2009 Portland GSA Annual Meeting (18-21 October 2009)

Paper No. 1
Presentation Time: 8:05 AM

INTEGRATION OF GRACE DATA WITH INFERENCES FROM TRADITIONAL DATASETS FOR A BETTER UNDERSTANDING OF THE TIME-DEPENDENT WATER STORAGE VARIABILITY IN LARGE-SCALE AQUIFERS: CASE STUDIES FROM AFRICA


MARSALA, Peter1, EL SAYED, Mohamed2, SULTAN, Mohamed3, WAHR, John4, MILEWSKI, Adam5, BECKER, Richard6, WELTON, Benjamin5 and BALEKAI, Rajesh7, (1)Geosciences, Western Michigan University, 1903 W. Michigan Avenue, Kalamazoo, MI 49008, (2)Geosciences, Western Michigan University, 1903 W. Michigan Avenue, Kalamazoo, 49008, (3)Geosciences, Western Michigan University, 1903 W. Michigan Ave, Kalamazoo, MI 49008-5241, (4)Physics, University of Colorado at Boulder, 2000 Colorado Avenue, Boulder, CO 80309, (5)Geosciences, Western Michigan University, 1903 W. Michigan Avenue, 1187 Rood Hall, Kalamazoo, MI 49008, (6)Environmental Sciences, University of Toledo, 2801 W. Bancroft, Toledo, OH 43606, (7)Computer Science, Western Michigan University, 1903 W. Michigan Avenue, Kalamazoo, MI 49008, marsaladesu@gmail.com

We developed and applied an interdisciplinary system approach involving analyses of GRACE gravity together with relevant remote sensing, topography, and geologic data sets to assess the capabilities of GRACE data for monitoring groundwater recharge, discharge, and flow in large-scale aquifers (e.g., Nubian Aquifer) across the African continent.
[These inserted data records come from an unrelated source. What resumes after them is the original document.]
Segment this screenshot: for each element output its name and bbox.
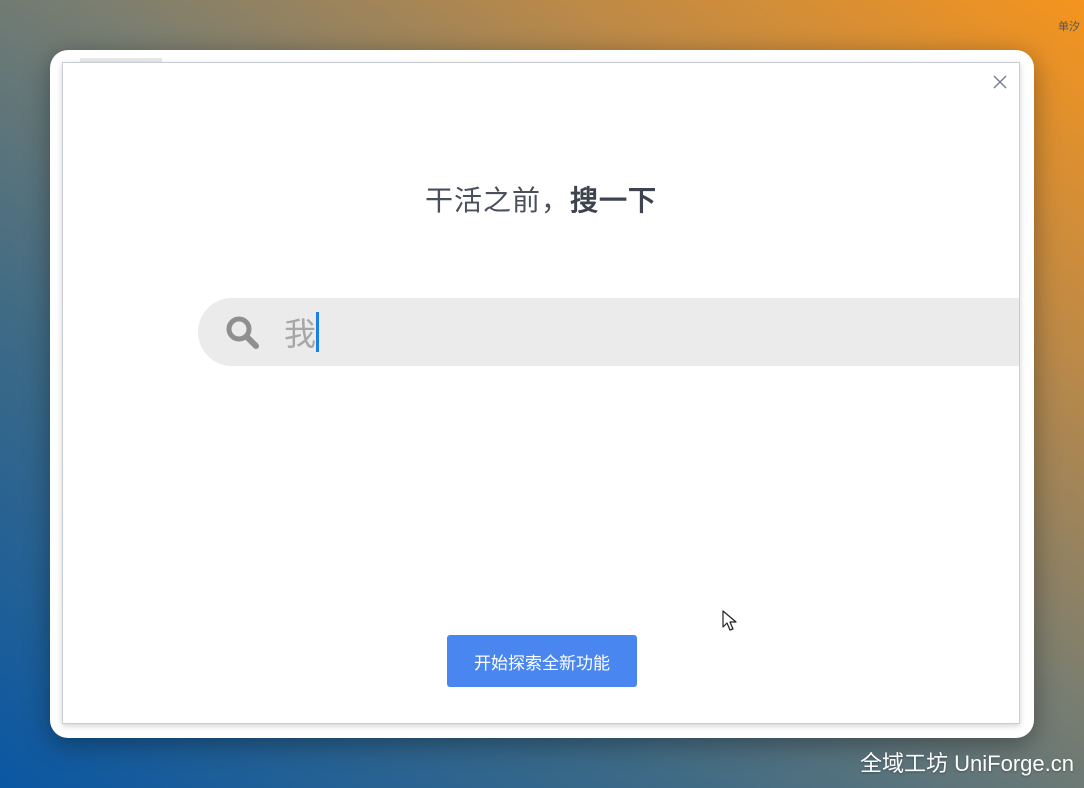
search-input[interactable] bbox=[284, 308, 984, 356]
mouse-pointer-icon bbox=[722, 610, 737, 631]
headline-bold-text: 搜一下 bbox=[570, 184, 658, 217]
search-bar[interactable] bbox=[198, 298, 1019, 366]
search-icon bbox=[226, 316, 259, 349]
watermark-text: 全域工坊 UniForge.cn bbox=[860, 751, 1074, 776]
text-caret bbox=[316, 312, 319, 352]
onboarding-modal: 干活之前，搜一下 开始探索全新功能 bbox=[62, 62, 1020, 724]
headline-regular-text: 干活之前， bbox=[424, 184, 570, 217]
modal-headline: 干活之前，搜一下 bbox=[63, 179, 1019, 219]
start-explore-button[interactable]: 开始探索全新功能 bbox=[447, 635, 637, 687]
close-button[interactable] bbox=[991, 73, 1009, 91]
close-icon bbox=[993, 75, 1007, 89]
background-edge-text: 单汐 bbox=[1058, 20, 1080, 33]
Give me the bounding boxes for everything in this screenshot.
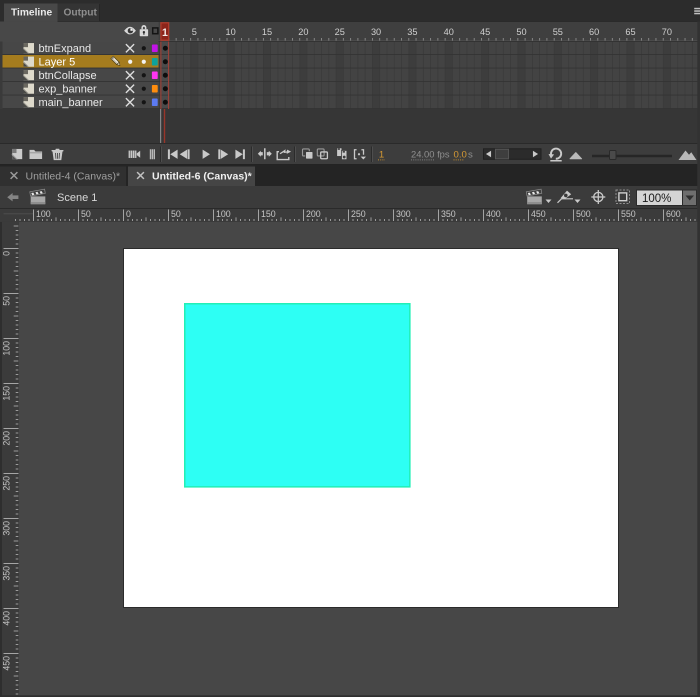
svg-text:Untitled-4 (Canvas)*: Untitled-4 (Canvas)*	[26, 171, 121, 183]
svg-text:0: 0	[1, 251, 11, 256]
svg-text:10: 10	[226, 27, 236, 37]
svg-text:150: 150	[261, 209, 276, 219]
svg-text:65: 65	[625, 27, 635, 37]
svg-text:15: 15	[262, 27, 272, 37]
svg-text:500: 500	[576, 209, 591, 219]
svg-text:5: 5	[192, 27, 197, 37]
svg-text:50: 50	[171, 209, 181, 219]
svg-text:60: 60	[589, 27, 599, 37]
svg-text:100: 100	[36, 209, 51, 219]
svg-text:exp_banner: exp_banner	[39, 84, 97, 96]
svg-text:24.00 fps: 24.00 fps	[411, 148, 450, 159]
svg-text:50: 50	[1, 296, 11, 306]
svg-text:400: 400	[486, 209, 501, 219]
svg-text:1: 1	[379, 149, 384, 160]
svg-text:55: 55	[553, 27, 563, 37]
svg-text:70: 70	[662, 27, 672, 37]
svg-text:45: 45	[480, 27, 490, 37]
svg-text:300: 300	[396, 209, 411, 219]
svg-text:0: 0	[126, 209, 131, 219]
svg-text:350: 350	[1, 566, 11, 581]
svg-text:150: 150	[1, 386, 11, 401]
svg-text:250: 250	[351, 209, 366, 219]
svg-text:30: 30	[371, 27, 381, 37]
svg-text:50: 50	[81, 209, 91, 219]
svg-text:1: 1	[162, 27, 168, 39]
svg-text:450: 450	[531, 209, 546, 219]
svg-text:250: 250	[1, 476, 11, 491]
svg-text:Output: Output	[64, 8, 98, 19]
svg-text:100: 100	[216, 209, 231, 219]
svg-text:Layer 5: Layer 5	[39, 57, 76, 69]
svg-text:btnCollapse: btnCollapse	[39, 70, 97, 82]
svg-text:35: 35	[407, 27, 417, 37]
svg-text:200: 200	[306, 209, 321, 219]
svg-text:25: 25	[335, 27, 345, 37]
svg-text:550: 550	[621, 209, 636, 219]
svg-text:Timeline: Timeline	[11, 8, 52, 19]
svg-text:200: 200	[1, 431, 11, 446]
svg-text:s: s	[468, 149, 473, 160]
svg-text:50: 50	[516, 27, 526, 37]
svg-text:350: 350	[441, 209, 456, 219]
svg-text:400: 400	[1, 611, 11, 626]
svg-text:btnExpand: btnExpand	[39, 43, 92, 55]
svg-text:main_banner: main_banner	[39, 97, 104, 109]
svg-text:Scene 1: Scene 1	[57, 192, 97, 204]
svg-text:300: 300	[1, 521, 11, 536]
svg-text:20: 20	[298, 27, 308, 37]
svg-text:600: 600	[666, 209, 681, 219]
svg-text:100: 100	[1, 341, 11, 356]
svg-text:450: 450	[1, 656, 11, 671]
svg-text:40: 40	[444, 27, 454, 37]
svg-text:Untitled-6 (Canvas)*: Untitled-6 (Canvas)*	[152, 171, 253, 183]
svg-text:0.0: 0.0	[454, 149, 467, 160]
svg-text:100%: 100%	[642, 193, 671, 205]
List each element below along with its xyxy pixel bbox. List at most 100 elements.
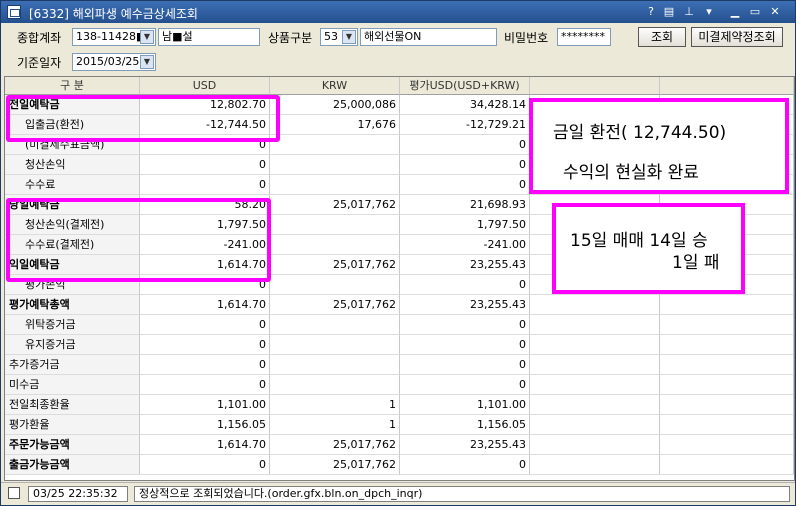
table-row[interactable]: 주문가능금액 1,614.70 25,017,762 23,255.43 (5, 435, 794, 455)
row-label: 수수료 (5, 175, 140, 195)
eval-usd-value: 1,797.50 (400, 215, 530, 235)
empty-cell (530, 295, 660, 315)
eval-usd-value: 0 (400, 455, 530, 475)
note-exchange-line1: 금일 환전( 12,744.50) (553, 123, 727, 143)
usd-value: 0 (140, 455, 270, 475)
product-label: 상품구분 (268, 31, 313, 45)
password-input[interactable]: ******** (557, 28, 611, 46)
eval-usd-value: 23,255.43 (400, 255, 530, 275)
product-code-select[interactable]: 53 ▼ (320, 28, 358, 46)
table-row[interactable]: 유지증거금 0 0 (5, 335, 794, 355)
empty-cell (530, 415, 660, 435)
note-trades-line2: 1일 패 (672, 253, 720, 273)
row-label: 주문가능금액 (5, 435, 140, 455)
krw-value: 25,000,086 (270, 95, 400, 115)
usd-value: 0 (140, 175, 270, 195)
krw-value (270, 315, 400, 335)
account-number: 138-11428■ (76, 30, 147, 43)
usd-value: 0 (140, 355, 270, 375)
maximize-icon[interactable]: ▭ (747, 4, 763, 20)
product-name-field: 해외선물ON (360, 28, 497, 46)
date-label: 기준일자 (17, 56, 62, 70)
eval-usd-value: 1,101.00 (400, 395, 530, 415)
header-krw: KRW (270, 77, 400, 95)
krw-value: 25,017,762 (270, 455, 400, 475)
empty-cell (660, 435, 794, 455)
eval-usd-value: -12,729.21 (400, 115, 530, 135)
options-icon[interactable]: ▾ (701, 4, 717, 20)
empty-cell (530, 335, 660, 355)
table-row[interactable]: 평가환율 1,156.05 1 1,156.05 (5, 415, 794, 435)
table-row[interactable]: 전일최종환율 1,101.00 1 1,101.00 (5, 395, 794, 415)
usd-value: 1,614.70 (140, 435, 270, 455)
annotation-note-trades: 15일 매매 14일 승 1일 패 (552, 203, 745, 294)
table-row[interactable]: 추가증거금 0 0 (5, 355, 794, 375)
highlight-box-today-deposit (6, 198, 271, 282)
date-value: 2015/03/25 (76, 55, 140, 68)
empty-cell (530, 455, 660, 475)
row-label: 전일최종환율 (5, 395, 140, 415)
krw-value (270, 375, 400, 395)
highlight-box-prev-deposit (6, 95, 280, 142)
row-label: 추가증거금 (5, 355, 140, 375)
eval-usd-value: 34,428.14 (400, 95, 530, 115)
unsettled-positions-button[interactable]: 미결제약정조회 (691, 27, 783, 47)
empty-cell (530, 395, 660, 415)
eval-usd-value: 23,255.43 (400, 435, 530, 455)
eval-usd-value: 0 (400, 355, 530, 375)
empty-cell (660, 375, 794, 395)
row-label: 평가환율 (5, 415, 140, 435)
minimize-icon[interactable]: ▁ (727, 4, 743, 20)
eval-usd-value: 21,698.93 (400, 195, 530, 215)
row-label: 위탁증거금 (5, 315, 140, 335)
date-picker[interactable]: 2015/03/25 ▼ (72, 53, 156, 71)
title-bar[interactable]: [6332] 해외파생 예수금상세조회 ? ▤ ⊥ ▾ ▁ ▭ ✕ (1, 1, 795, 23)
usd-value: 1,614.70 (140, 295, 270, 315)
usd-value: 1,156.05 (140, 415, 270, 435)
table-row[interactable]: 평가예탁총액 1,614.70 25,017,762 23,255.43 (5, 295, 794, 315)
table-row[interactable]: 미수금 0 0 (5, 375, 794, 395)
row-label: 미수금 (5, 375, 140, 395)
header-category: 구 분 (5, 77, 140, 95)
krw-value (270, 135, 400, 155)
status-icon[interactable] (8, 487, 20, 499)
empty-cell (530, 315, 660, 335)
row-label: 출금가능금액 (5, 455, 140, 475)
account-name-field: 남■설 (158, 28, 260, 46)
pin-icon[interactable]: ⊥ (681, 4, 697, 20)
eval-usd-value: 23,255.43 (400, 295, 530, 315)
status-time: 03/25 22:35:32 (28, 486, 128, 502)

The Grace data over the African continent were co-registered to other spatial data sets (e.g., geologic maps, Landsat TM, SRTM, MODIS, TRMM) and derived data products (e.g., NDVI, false color satellite images, slope, stream networks, watershed boundaries, distribution of basement uplifts) and analyzed in a web-based GIS environment for a better understanding of the inter-relationships between these spatial data sets. We examined water thickness half degree grids of GRACE data for 63 months between April 2002 and October 2007. The data was processed according to the following steps: (1) the temporal mean was remove, (2) Sean Swenson's destriping method was applied, (3) smoothed using Gaussian smoothing (radius: 250-km), (4) monthly water storage removed using Goddard's GLDAS/NOAH model, (5) the Red Sea signal was fitted and removed. Anthropogenic effects have not been accounted for, as the water storage model was forced with only precipitation. Comparisons between the examined data sets in the web-based GIS show the following general observations across the entire African continent: (a) large positive anomalies (standard deviation > 6 cm) observed on standard deviation images generated over periods of one, two, three, four, five, and six years, were persistent over the same areas and increased with the increase in sample population (number of observations), (b) anomalous areas on standard deviation images correlated spatially with the slopes and foothills of mountains over which the largest cumulative (4/2002 to 10/2007) precipitation (>3000 mm) was observed, (c) time series analyses over the anomalous areas showed persistent seasonal variations that are consistent with seasonal precipitation patterns. From these observations, the possibility arises that we are examining the effects of recharge, and/or surface runoff, and/or ground water flow.